The fake king of Eldian is removed by the military in a coup d’etat. The real king is Rod Reiss, whose family has the ability to control the Titans. The last remaining descendant of the Reiss family, Historia, refuses to transform into a Titan and eat Eren to get his powers, so Reiss drinks the Titan liquid and transforms into a giant, unstable Titan, but is killed when trying to attack the city. Historia is thus chosen as the new Queen. The troop then goes to the outer wall to recapture it from the Titans, but fall into an ambush led by the Beast Titan. In a dangerous move, Levi is able to remove the man inside the Beast Titan and save the troop from death. Eren and the soldiers go to the remains of his destroyed house, and find the notes of Eren’s father Grisha—revealing the truth about the lost history of Eldian: a long time ago, the Reiss family obtained the Titan powers to give Eldians the super weapon to invade and annex Marley from overseas. However, Marleyans rebelled, fought back and expulsed Eldians back to the island. The Reiss family errected walls around Eldia and used Titan powers to erase the memory of its citizens, falsely claiming that all humankind outside the wall was killed by the Titans. Upon hearing this, Eldians are shocked.

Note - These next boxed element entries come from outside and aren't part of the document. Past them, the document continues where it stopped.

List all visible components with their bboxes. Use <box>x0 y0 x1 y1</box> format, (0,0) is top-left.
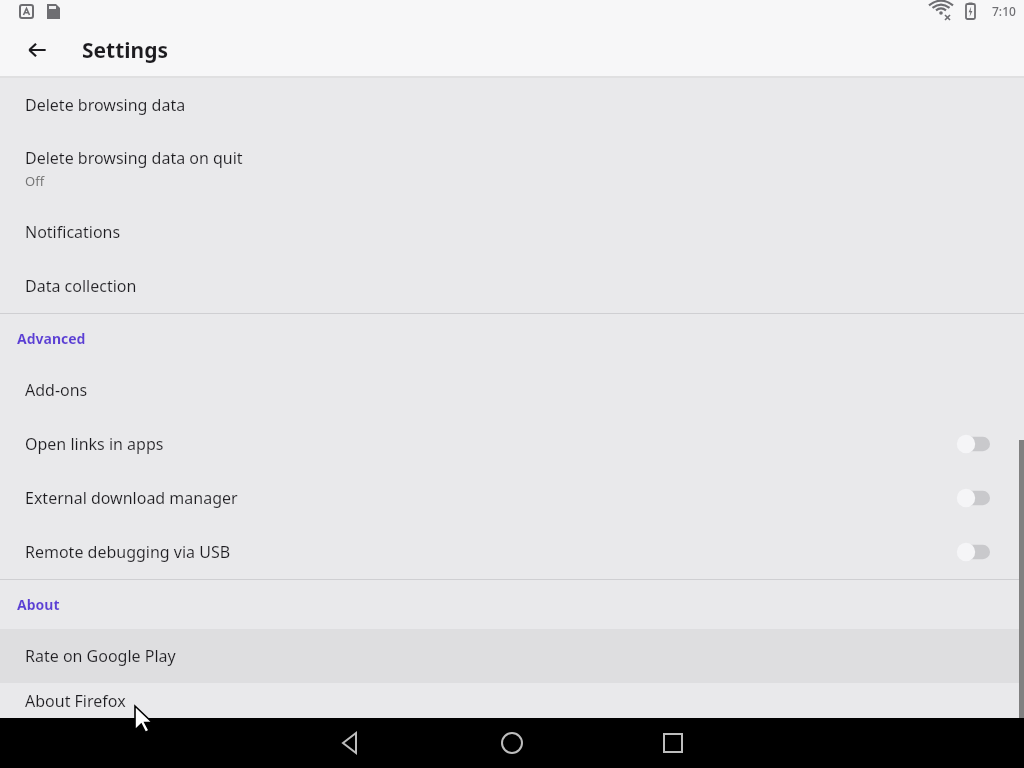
staticText: External download manager <box>25 487 956 509</box>
staticText: Rate on Google Play <box>25 645 176 667</box>
button[interactable]: Back <box>14 27 60 73</box>
button[interactable]: Rate on Google Play <box>0 629 1024 683</box>
button[interactable]: External download manager <box>0 471 1024 525</box>
staticText: Off <box>25 172 45 190</box>
staticText: Delete browsing data on quit <box>25 147 243 169</box>
staticText: Advanced <box>17 329 86 348</box>
staticText: About <box>17 595 60 614</box>
button[interactable]: Data collection <box>0 259 1024 313</box>
button[interactable]: Notifications <box>0 205 1024 259</box>
staticText: Settings <box>82 36 169 65</box>
staticText: Remote debugging via USB <box>25 541 956 563</box>
button[interactable]: Delete browsing data on quit <box>0 132 1024 205</box>
staticText: About Firefox <box>25 690 126 712</box>
button[interactable]: Open links in apps <box>0 417 1024 471</box>
staticText: Data collection <box>25 275 137 297</box>
button[interactable]: Add-ons <box>0 363 1024 417</box>
staticText: Open links in apps <box>25 433 956 455</box>
button[interactable]: Remote debugging via USB <box>0 525 1024 579</box>
staticText: Notifications <box>25 221 121 243</box>
button[interactable]: About Firefox <box>0 683 1024 718</box>
staticText: 7:10 <box>992 3 1016 19</box>
staticText: Delete browsing data <box>25 94 186 116</box>
button[interactable]: Delete browsing data <box>0 78 1024 132</box>
staticText: Add-ons <box>25 379 88 401</box>
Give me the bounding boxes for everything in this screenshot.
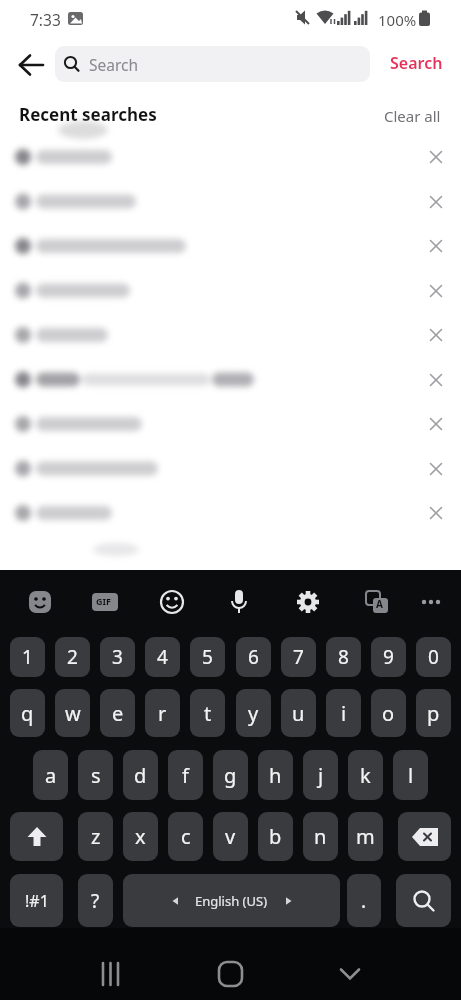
staticText: ?	[91, 888, 100, 914]
button[interactable]: d	[123, 750, 158, 800]
button[interactable]: a	[33, 750, 68, 800]
button[interactable]: 1	[10, 637, 45, 677]
staticText: l	[408, 762, 414, 789]
button[interactable]	[87, 584, 123, 620]
button[interactable]: x	[123, 812, 158, 861]
staticText: Clear all	[384, 106, 441, 126]
staticText: 3	[112, 644, 123, 670]
button[interactable]	[221, 584, 257, 620]
staticText: k	[360, 762, 371, 789]
button[interactable]	[424, 190, 448, 214]
button[interactable]: .	[347, 874, 381, 927]
button[interactable]: v	[213, 812, 248, 861]
button[interactable]: 0	[416, 637, 451, 677]
staticText: 1	[22, 644, 33, 670]
button[interactable]: i	[326, 689, 361, 737]
staticText: y	[248, 700, 259, 727]
staticText: t	[204, 700, 212, 727]
button[interactable]: c	[168, 812, 203, 861]
staticText: !#1	[25, 890, 49, 912]
button[interactable]: 2	[55, 637, 90, 677]
button[interactable]	[424, 234, 448, 258]
button[interactable]	[424, 412, 448, 436]
button[interactable]: 4	[145, 637, 180, 677]
button[interactable]	[424, 145, 448, 169]
button[interactable]: z	[78, 812, 113, 861]
button[interactable]	[10, 812, 63, 861]
button[interactable]: t	[190, 689, 225, 737]
staticText: 5	[202, 644, 213, 670]
staticText: z	[91, 823, 101, 850]
staticText: 2	[67, 644, 78, 670]
button[interactable]: b	[258, 812, 293, 861]
button[interactable]: !#1	[10, 874, 63, 927]
button[interactable]	[424, 323, 448, 347]
button[interactable]: 9	[371, 637, 406, 677]
button[interactable]: g	[213, 750, 248, 800]
button[interactable]: 7	[281, 637, 316, 677]
button[interactable]: f	[168, 750, 203, 800]
button[interactable]	[398, 812, 451, 861]
button[interactable]: r	[145, 689, 180, 737]
button[interactable]	[424, 457, 448, 481]
staticText: a	[45, 762, 57, 789]
button[interactable]	[424, 279, 448, 303]
button[interactable]	[413, 584, 449, 620]
button[interactable]: j	[303, 750, 338, 800]
button[interactable]	[290, 584, 326, 620]
staticText: 4	[157, 644, 168, 670]
staticText: d	[134, 762, 147, 789]
button[interactable]: l	[393, 750, 428, 800]
button[interactable]: w	[55, 689, 90, 737]
button[interactable]: Search	[55, 46, 370, 82]
staticText: h	[269, 762, 282, 789]
button[interactable]	[424, 368, 448, 392]
button[interactable]: Search	[384, 48, 448, 78]
button[interactable]: 3	[100, 637, 135, 677]
button[interactable]: q	[10, 689, 45, 737]
staticText: o	[382, 700, 395, 727]
button[interactable]	[396, 874, 451, 927]
button[interactable]	[212, 962, 248, 998]
button[interactable]	[92, 962, 128, 998]
button[interactable]: s	[78, 750, 113, 800]
button[interactable]: 6	[236, 637, 271, 677]
button[interactable]: English (US)	[123, 874, 340, 927]
button[interactable]: m	[348, 812, 383, 861]
button[interactable]: 8	[326, 637, 361, 677]
staticText: A	[376, 597, 383, 611]
button[interactable]: e	[100, 689, 135, 737]
staticText: f	[182, 762, 189, 789]
staticText: w	[65, 700, 81, 727]
button[interactable]: u	[281, 689, 316, 737]
staticText: Recent searches	[19, 103, 157, 126]
staticText: j	[318, 762, 324, 789]
button[interactable]	[12, 50, 50, 80]
staticText: English (US)	[195, 892, 268, 910]
button[interactable]	[22, 584, 58, 620]
button[interactable]: ?	[78, 874, 113, 927]
button[interactable]: n	[303, 812, 338, 861]
staticText: m	[356, 823, 375, 850]
button[interactable]: o	[371, 689, 406, 737]
button[interactable]	[332, 962, 368, 998]
button[interactable]	[154, 584, 190, 620]
button[interactable]	[424, 501, 448, 525]
staticText: 9	[383, 644, 394, 670]
button[interactable]: h	[258, 750, 293, 800]
button[interactable]	[359, 584, 395, 620]
staticText: n	[314, 823, 327, 850]
button[interactable]: y	[236, 689, 271, 737]
staticText: 7	[293, 644, 304, 670]
button[interactable]: k	[348, 750, 383, 800]
button[interactable]: p	[416, 689, 451, 737]
button[interactable]: 5	[190, 637, 225, 677]
staticText: e	[112, 700, 124, 727]
staticText: v	[225, 823, 236, 850]
staticText: s	[91, 762, 101, 789]
staticText: Search	[89, 54, 139, 75]
staticText: GIF	[96, 595, 111, 607]
staticText: q	[21, 700, 34, 727]
staticText: r	[158, 700, 167, 727]
button[interactable]: Clear all	[378, 100, 448, 128]
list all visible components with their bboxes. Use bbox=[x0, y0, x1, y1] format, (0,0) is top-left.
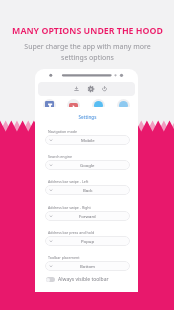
button[interactable]: Address bar swipe - Left bbox=[40, 179, 135, 195]
staticText: Always visible toolbar bbox=[58, 276, 109, 283]
button[interactable]: Address bar press and hold bbox=[40, 230, 135, 246]
button[interactable]: Shortcut bbox=[43, 99, 56, 112]
button[interactable]: Shortcut bbox=[117, 99, 130, 112]
staticText: Settings bbox=[40, 114, 135, 120]
staticText: Address bar swipe - Right bbox=[48, 205, 91, 210]
staticText: Toolbar placement bbox=[48, 255, 80, 260]
button[interactable]: Shortcut bbox=[67, 99, 80, 112]
staticText: Mobile bbox=[81, 137, 95, 143]
button[interactable]: Downloads bbox=[72, 84, 81, 93]
button[interactable]: Toolbar placement bbox=[40, 255, 135, 271]
staticText: Address bar swipe - Left bbox=[48, 179, 89, 184]
staticText: Address bar press and hold bbox=[48, 230, 95, 235]
button[interactable]: Shortcut bbox=[92, 99, 105, 112]
button[interactable]: Always visible toolbar bbox=[46, 276, 135, 283]
staticText: Google bbox=[80, 162, 95, 168]
staticText: Popup bbox=[81, 238, 95, 244]
staticText: MANY OPTIONS UNDER THE HOOD bbox=[12, 25, 163, 37]
staticText: Forward bbox=[79, 213, 96, 219]
button[interactable]: Address bar swipe - Right bbox=[40, 205, 135, 221]
staticText: Search engine bbox=[48, 154, 72, 159]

The 3rd season of the “Attack on Titan” anime series reached a threshold of improvement: while the first two seasons tended to just (obviously) overstretch the story through repetitive, albeit epic action fights of people with the 30ft tall Titans, running in circles, here the story finally started to progress and go somewhere. Likewise, the animation is stunning, and even more detailed than before—if that is even possible—whereas even the action and battle sequences seem to reach a new level. One of them is undeniably the passionately directed, ‘tour-de-force’ battle spanning four episodes (episodes 50-53, aka 3.13-3.17), in which Levi, Armin, Eren, Mikasa, and the other scouts enter the outer wall to recapture it, but find it empty, only for the Beast Titan and his dozen Titans to surround them in an ambush outside, by throwing a boulder on the exit of the wall, trapping them. The shot compositions, in which the contrast between the small humans and the giant Titans interact, comes to full expression in this segment, whereas every single little detail is a masterclass on its own, from Armin figuring out the enemy left a long time ago based on their remaining cooking pots which are cold, up to the daring suicide march of the soldiers towards the Beast Titan, chanting (“It’s us who give meaning to our comrades’ lives! The brave fallen! The anguished fallen! The ones who will remember them are us, the living. We die, trusting the living who follow to find the meaning in our lives!”), all done with a lot of pathos. The only exception is the too simple, convenient way they find a solution to break out of this ambush.
The character developments are again just “minimal”, while the dialogues tend to be standard, yet there are some refreshing moments here: for instance, Levi captures two Royalist henchmen, and ties one up to a chair in the interrogation room, but ostensibly leaves the door open, so that the first henchman can overhear the other henchman talking how he revealed all the secrets to avoid torture, and that the first one is a sucker. The first henchman thus admits that Reiss is the true king, giving up on loyalty. However, the second henchman was just reading out loud a script prepared beforehand by the Scouts, who tricked the first one. Pretty clever. The finale is the highlight, though. The reveal of all the secrets and the hidden background of the people of Eldia and Marley in episodes 56-59 (aka 3.19-3.22) is unique and fascinating, combining the historical analogy of Imperial Japanese invasion of China; isolationism and deliberate illiteracy of a closed society of North Korea; fleeing to alternate reality by the weak-minded who cannot cope with real life responsibilities; discrimination and persecution of Jews in ghettoes during WWII; and the Faustian bargain through lust for absolute power and domination by using Titans as super weapons reminiscent of the alternative version of the giant fire demons in Miyazaki’s “Nausicaa of the Valley of the Wind”. All this is combined into a grand theme of two groups trying to alternately rule and subjugate each other in a vicious circle of destruction, instead of learning from history and renouncing these impulses of irredentism and ethno-nationalistic supremacy within themselves, accepting equal status for all. Truly, an unrepeatable highlight of the author Hajime Isamaya. Pompous and bombastic, but also grounded and philosophical at times, season 3 stands as a titan among the “Attack on Titan” seasons.